Tina Block and Ginny Ratsoy


In this paper, I will explore the effects of experiential undergraduate research and subsequent conference participation on my self-identity as a scholar and contributing member of the university community and its surrounding urban centre. In particular, I will examine the impact that participation in undergraduate research and conferences has had on my perception of student engagement and learning outcomes. For the past forty years, extensive research into the goals of undergraduate education has generated much discussion about student retention, student engagement in the process, and learner outcomes. The consensus appears to be that independent undergraduate research is an essential component to providing a comprehensive education in conjunction with traditional lecture hall and seminar session teaching practices. A review of research literature written by faculty members and undergraduate students in diverse disciplines, as well as by administrators providing support and program underpinnings for innovative undergraduate research, reveals several common threads within post-secondary institutions. As well, I will analyze how my particular research projects and the dissemination of my findings connected my two communities: Thompson Rivers University (TRU) and the small city of Kamloops.
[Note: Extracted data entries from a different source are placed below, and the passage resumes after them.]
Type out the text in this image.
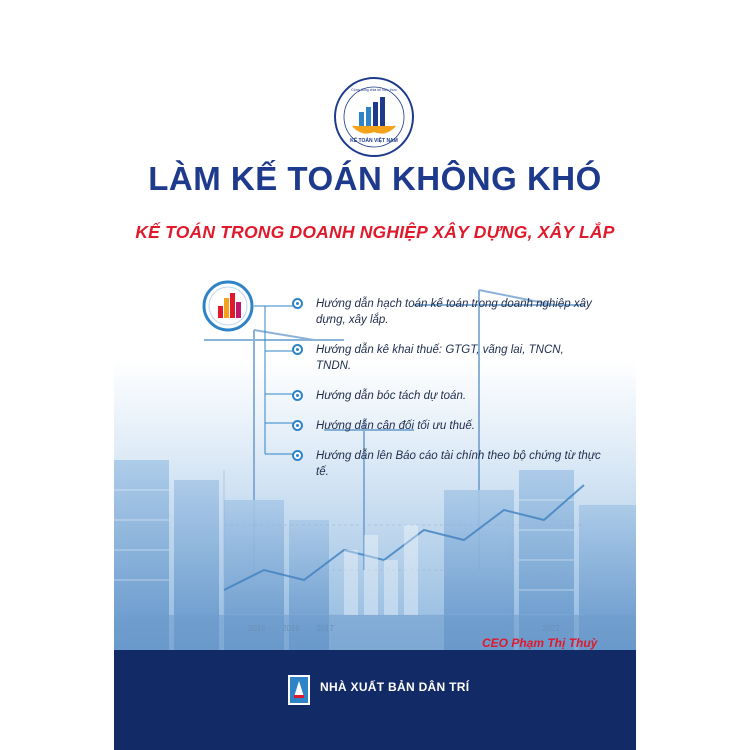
2015 2016 2017	2022
KẾ TOÁN VIỆT NAM
Cộng đồng chia sẻ kiến thức
LÀM KẾ TOÁN KHÔNG KHÓ
KẾ TOÁN TRONG DOANH NGHIỆP XÂY DỰNG, XÂY LẮP
Hướng dẫn hạch toán kế toán trong doanh nghiệp xây dựng, xây lắp.
Hướng dẫn kê khai thuế: GTGT, vãng lai, TNCN, TNDN.
Hướng dẫn bóc tách dự toán.
Hướng dẫn cân đối tối ưu thuế.
Hướng dẫn lên Báo cáo tài chính theo bộ chứng từ thực tế.
CEO Phạm Thị Thuỳ
NHÀ XUẤT BẢN DÂN TRÍ
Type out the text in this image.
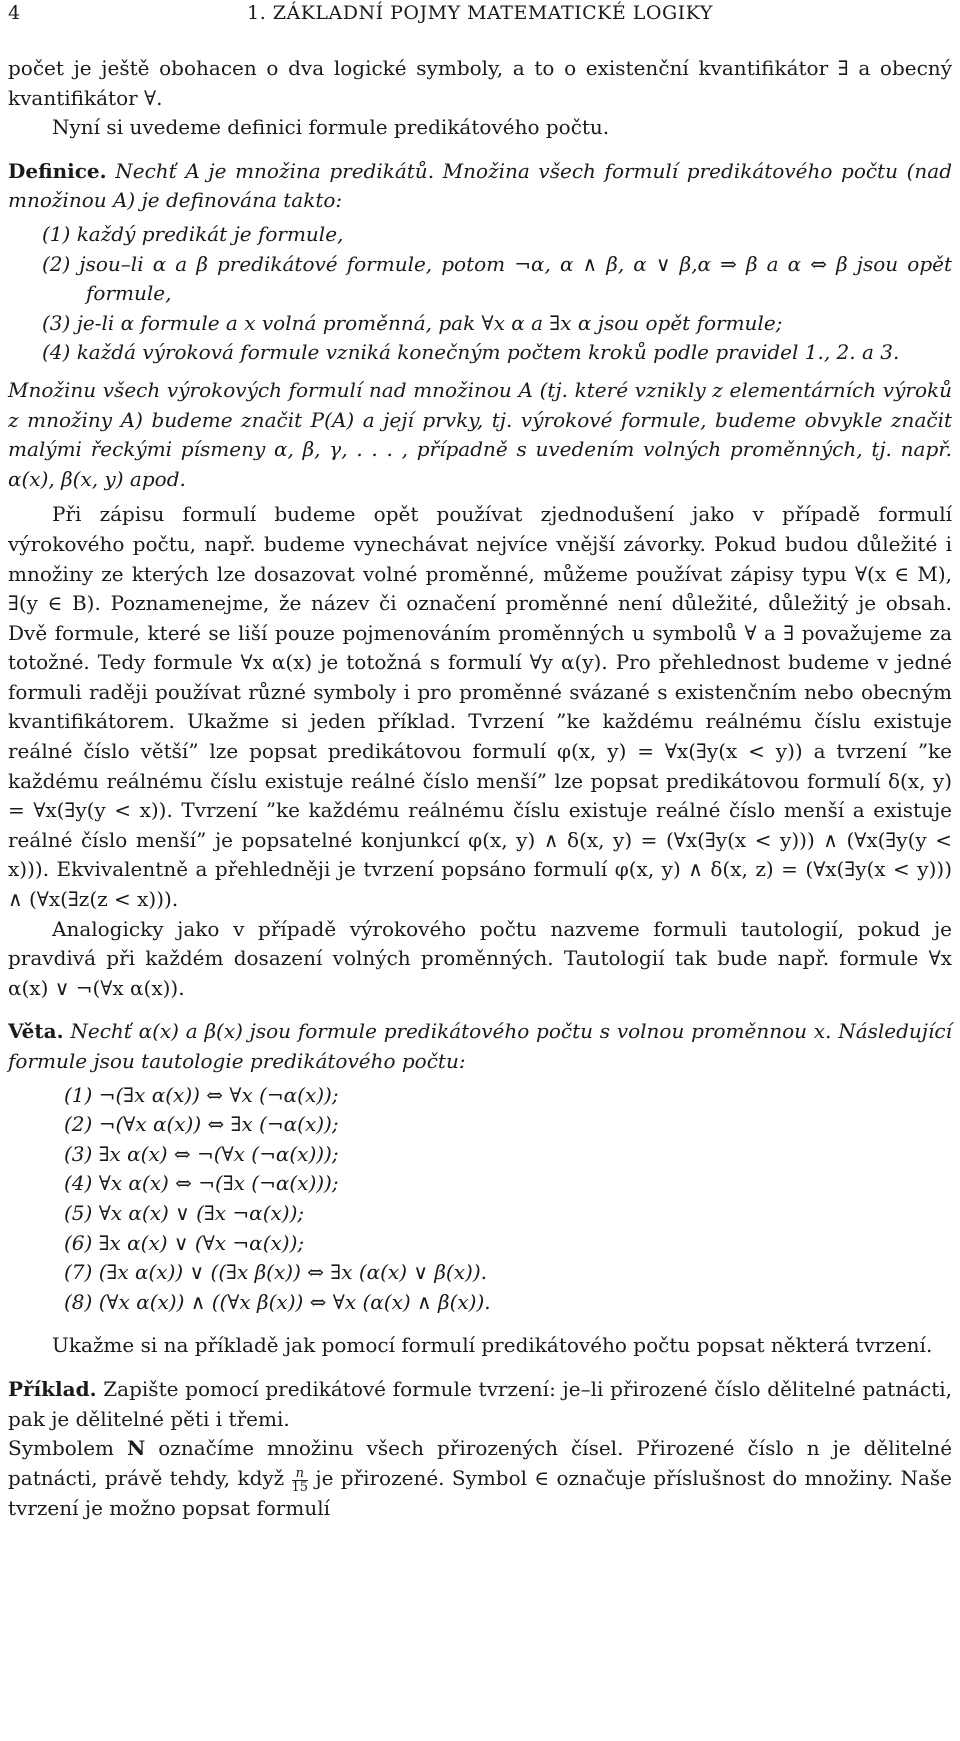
4	1. ZÁKLADNÍ POJMY MATEMATICKÉ LOGIKY

počet je ještě obohacen o dva logické symboly, a to o existenční kvantifikátor ∃ a obecný kvantifikátor ∀.

Nyní si uvedeme definici formule predikátového počtu.

Definice. Nechť A je množina predikátů. Množina všech formulí predikátového počtu (nad množinou A) je definována takto:

(1) každý predikát je formule,
(2) jsou–li α a β predikátové formule, potom ¬α, α ∧ β, α ∨ β,α ⇒ β a α ⇔ β jsou opět formule,
(3) je-li α formule a x volná proměnná, pak ∀x α a ∃x α jsou opět formule;
(4) každá výroková formule vzniká konečným počtem kroků podle pravidel 1., 2. a 3.

Množinu všech výrokových formulí nad množinou A (tj. které vznikly z elementárních výroků z množiny A) budeme značit P(A) a její prvky, tj. výrokové formule, budeme obvykle značit malými řeckými písmeny α, β, γ, . . . , případně s uvedením volných proměnných, tj. např. α(x), β(x, y) apod.

Při zápisu formulí budeme opět používat zjednodušení jako v případě formulí výrokového počtu, např. budeme vynechávat nejvíce vnější závorky. Pokud budou důležité i množiny ze kterých lze dosazovat volné proměnné, můžeme používat zápisy typu ∀(x ∈ M), ∃(y ∈ B). Poznamenejme, že název či označení proměnné není důležité, důležitý je obsah. Dvě formule, které se liší pouze pojmenováním proměnných u symbolů ∀ a ∃ považujeme za totožné. Tedy formule ∀x α(x) je totožná s formulí ∀y α(y). Pro přehlednost budeme v jedné formuli raději používat různé symboly i pro proměnné svázané s existenčním nebo obecným kvantifikátorem. Ukažme si jeden příklad. Tvrzení ”ke každému reálnému číslu existuje reálné číslo větší” lze popsat predikátovou formulí φ(x, y) = ∀x(∃y(x < y)) a tvrzení ”ke každému reálnému číslu existuje reálné číslo menší” lze popsat predikátovou formulí δ(x, y) = ∀x(∃y(y < x)). Tvrzení ”ke každému reálnému číslu existuje reálné číslo menší a existuje reálné číslo menší” je popsatelné konjunkcí φ(x, y) ∧ δ(x, y) = (∀x(∃y(x < y))) ∧ (∀x(∃y(y < x))). Ekvivalentně a přehledněji je tvrzení popsáno formulí φ(x, y) ∧ δ(x, z) = (∀x(∃y(x < y))) ∧ (∀x(∃z(z < x))).

Analogicky jako v případě výrokového počtu nazveme formuli tautologií, pokud je pravdivá při každém dosazení volných proměnných. Tautologií tak bude např. formule ∀x α(x) ∨ ¬(∀x α(x)).

Věta. Nechť α(x) a β(x) jsou formule predikátového počtu s volnou proměnnou x. Následující formule jsou tautologie predikátového počtu:

(1) ¬(∃x α(x)) ⇔ ∀x (¬α(x));
(2) ¬(∀x α(x)) ⇔ ∃x (¬α(x));
(3) ∃x α(x) ⇔ ¬(∀x (¬α(x)));
(4) ∀x α(x) ⇔ ¬(∃x (¬α(x)));
(5) ∀x α(x) ∨ (∃x ¬α(x));
(6) ∃x α(x) ∨ (∀x ¬α(x));
(7) (∃x α(x)) ∨ ((∃x β(x)) ⇔ ∃x (α(x) ∨ β(x)).
(8) (∀x α(x)) ∧ ((∀x β(x)) ⇔ ∀x (α(x) ∧ β(x)).

Ukažme si na příkladě jak pomocí formulí predikátového počtu popsat některá tvrzení.

Příklad. Zapište pomocí predikátové formule tvrzení: je–li přirozené číslo dělitelné patnácti, pak je dělitelné pěti i třemi.

Symbolem N označíme množinu všech přirozených čísel. Přirozené číslo n je dělitelné patnácti, právě tehdy, když $\frac{n}{15}$ je přirozené. Symbol ∈ označuje příslušnost do množiny. Naše tvrzení je možno popsat formulí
The opportunity to disseminate the research process and subsequent findings of my research to undergraduate students in-class and to students, faculty and the general public at two undergraduate conferences held annually at TRU intertwine the history of our small city with the academic community of the university, thus emphasizing the symbiotic relationship between the two. Community-based undergraduate research, in particular, oral history research, reveals the voices of people engaged in the building of the Kamloops community, thus connecting stories of personal accomplishment to the sphere of academia within our small city. Reflective consideration from an undergraduate student’s perspective on research and conference presentation will add to the knowledge-base of student engagement in research, the learning outcomes of the conference forum, and the impact of community research within and outside of the university campus.